Just curious for your thoughts. Maybe this opens up a ball of wax about musical marginalia and what to do with it.

By Adam on October 1, 2009 9:48 AM


I submitted a comment on this blog entry a few days ago and it hasn't been added. I'm wondering why not. Did it not send properly? If it did, I'm wondering why it wasn't posted. As a potential writer of future comments I'd like to know if these are being screened for any particular reason, so I can decide whether or not to spend time carefully composing a response to these blogs. If my addition wasn't sent properly, it would be good to know, so I can be more careful in the future to make some sort of backup copy. Sorry for a procedural inquiry rather than a stimulating response, but I want to know if future contributions will be lost in a void or not. Thanks.

By CamelsWithHammers on January 12, 2010 12:30 AM

Adam, while I don't know if Christgau bothers to make note of every single piece of music that crosses his ears, he does indicate the "neithers" in his consumer guide. They're the little face icons.
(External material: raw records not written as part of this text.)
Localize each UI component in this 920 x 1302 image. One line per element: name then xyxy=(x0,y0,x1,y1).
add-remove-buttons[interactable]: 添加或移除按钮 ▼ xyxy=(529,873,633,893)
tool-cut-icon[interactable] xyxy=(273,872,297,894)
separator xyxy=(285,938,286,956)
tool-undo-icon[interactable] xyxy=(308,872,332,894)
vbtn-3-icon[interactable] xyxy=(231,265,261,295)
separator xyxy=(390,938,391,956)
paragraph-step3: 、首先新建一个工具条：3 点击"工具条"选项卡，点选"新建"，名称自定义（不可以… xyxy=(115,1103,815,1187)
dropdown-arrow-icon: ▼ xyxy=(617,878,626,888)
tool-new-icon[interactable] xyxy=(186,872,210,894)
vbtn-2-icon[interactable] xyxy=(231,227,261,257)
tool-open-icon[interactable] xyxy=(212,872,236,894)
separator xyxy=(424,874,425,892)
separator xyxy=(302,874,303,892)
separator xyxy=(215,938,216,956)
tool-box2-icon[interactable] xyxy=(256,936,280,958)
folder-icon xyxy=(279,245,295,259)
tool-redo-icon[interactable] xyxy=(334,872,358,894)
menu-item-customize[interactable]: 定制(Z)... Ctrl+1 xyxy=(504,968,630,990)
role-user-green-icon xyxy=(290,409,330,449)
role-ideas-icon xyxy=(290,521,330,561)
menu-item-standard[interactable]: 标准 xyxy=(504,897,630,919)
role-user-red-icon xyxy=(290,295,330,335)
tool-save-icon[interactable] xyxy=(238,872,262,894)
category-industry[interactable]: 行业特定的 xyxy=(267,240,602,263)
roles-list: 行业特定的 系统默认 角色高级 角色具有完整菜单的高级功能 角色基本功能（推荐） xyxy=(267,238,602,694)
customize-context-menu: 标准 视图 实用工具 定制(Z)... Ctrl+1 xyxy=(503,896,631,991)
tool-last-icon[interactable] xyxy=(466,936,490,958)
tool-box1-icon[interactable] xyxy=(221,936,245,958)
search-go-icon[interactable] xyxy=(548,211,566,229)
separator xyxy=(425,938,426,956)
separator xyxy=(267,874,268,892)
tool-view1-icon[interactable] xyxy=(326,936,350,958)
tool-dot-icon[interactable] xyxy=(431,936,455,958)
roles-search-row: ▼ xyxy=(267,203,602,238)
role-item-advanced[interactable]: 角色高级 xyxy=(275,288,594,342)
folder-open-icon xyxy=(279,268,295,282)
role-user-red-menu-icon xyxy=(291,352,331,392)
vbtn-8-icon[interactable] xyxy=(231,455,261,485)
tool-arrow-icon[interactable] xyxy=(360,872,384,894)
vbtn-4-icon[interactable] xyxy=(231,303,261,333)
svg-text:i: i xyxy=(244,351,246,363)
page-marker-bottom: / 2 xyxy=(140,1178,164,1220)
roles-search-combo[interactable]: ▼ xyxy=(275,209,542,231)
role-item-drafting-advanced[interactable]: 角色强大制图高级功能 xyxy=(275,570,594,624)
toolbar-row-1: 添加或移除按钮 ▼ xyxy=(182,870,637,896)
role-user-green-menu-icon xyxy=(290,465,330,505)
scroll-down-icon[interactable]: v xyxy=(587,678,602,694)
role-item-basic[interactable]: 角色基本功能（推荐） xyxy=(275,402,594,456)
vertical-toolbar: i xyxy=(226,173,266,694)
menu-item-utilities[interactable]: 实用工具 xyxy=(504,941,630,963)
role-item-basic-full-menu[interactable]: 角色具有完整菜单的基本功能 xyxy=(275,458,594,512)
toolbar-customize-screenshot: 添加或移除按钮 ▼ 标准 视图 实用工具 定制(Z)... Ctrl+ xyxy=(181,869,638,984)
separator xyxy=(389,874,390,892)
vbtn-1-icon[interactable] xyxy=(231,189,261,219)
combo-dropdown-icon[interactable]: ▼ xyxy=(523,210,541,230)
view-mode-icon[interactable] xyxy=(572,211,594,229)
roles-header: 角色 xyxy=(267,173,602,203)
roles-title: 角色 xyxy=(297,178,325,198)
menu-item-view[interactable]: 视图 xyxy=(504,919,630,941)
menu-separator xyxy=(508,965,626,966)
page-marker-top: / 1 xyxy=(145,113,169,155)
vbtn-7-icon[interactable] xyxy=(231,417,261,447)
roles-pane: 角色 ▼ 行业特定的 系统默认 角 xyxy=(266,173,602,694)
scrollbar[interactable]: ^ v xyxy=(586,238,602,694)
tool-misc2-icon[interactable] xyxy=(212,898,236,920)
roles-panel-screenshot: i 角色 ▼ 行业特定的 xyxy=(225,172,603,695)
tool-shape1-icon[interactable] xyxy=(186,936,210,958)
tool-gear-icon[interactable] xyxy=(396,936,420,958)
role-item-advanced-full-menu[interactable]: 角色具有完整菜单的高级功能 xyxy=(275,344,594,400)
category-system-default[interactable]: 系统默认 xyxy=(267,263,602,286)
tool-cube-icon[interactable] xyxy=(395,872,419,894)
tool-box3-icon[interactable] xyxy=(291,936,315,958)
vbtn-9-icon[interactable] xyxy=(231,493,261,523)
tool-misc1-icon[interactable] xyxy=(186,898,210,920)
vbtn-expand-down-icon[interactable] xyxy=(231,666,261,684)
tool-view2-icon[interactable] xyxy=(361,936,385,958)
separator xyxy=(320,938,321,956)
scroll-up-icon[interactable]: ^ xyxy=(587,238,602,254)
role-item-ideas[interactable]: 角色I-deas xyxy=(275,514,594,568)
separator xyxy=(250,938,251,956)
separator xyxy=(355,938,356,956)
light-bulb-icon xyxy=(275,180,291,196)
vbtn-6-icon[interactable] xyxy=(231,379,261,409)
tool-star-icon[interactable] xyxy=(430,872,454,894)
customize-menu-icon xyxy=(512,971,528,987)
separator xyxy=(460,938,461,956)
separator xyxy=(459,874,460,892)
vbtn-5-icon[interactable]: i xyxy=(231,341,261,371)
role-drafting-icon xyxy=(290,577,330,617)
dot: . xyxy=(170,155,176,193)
By Alex on January 19, 2010 5:13 PM

I know you feel that things can be learned from using Metacritic but I save that reservation to Rolling Stone (e.g. historical information (why not Wiki?). I find Metacritic just totally spastic and I usually don't find things spastic. I hate Pitchfork more but at least I can laugh sometimes with a pinch of salt with the "cooler-than-thous" (you should copyright that it's coming up more often). Metacritic is a cesspool. Excuse my frontin'. I just think it's too easy to see that it's a democracy and get excited - no offense. I really can't serve up a place I can find decent reviews apart from you and although you name a few friends and/or colleagues I'm sure when push comes to shove I would value your opinion more although that may be nit-picking. But I'm anal retentive and I can't see how you find these places interesting? That naturally makes me interested. Why do you?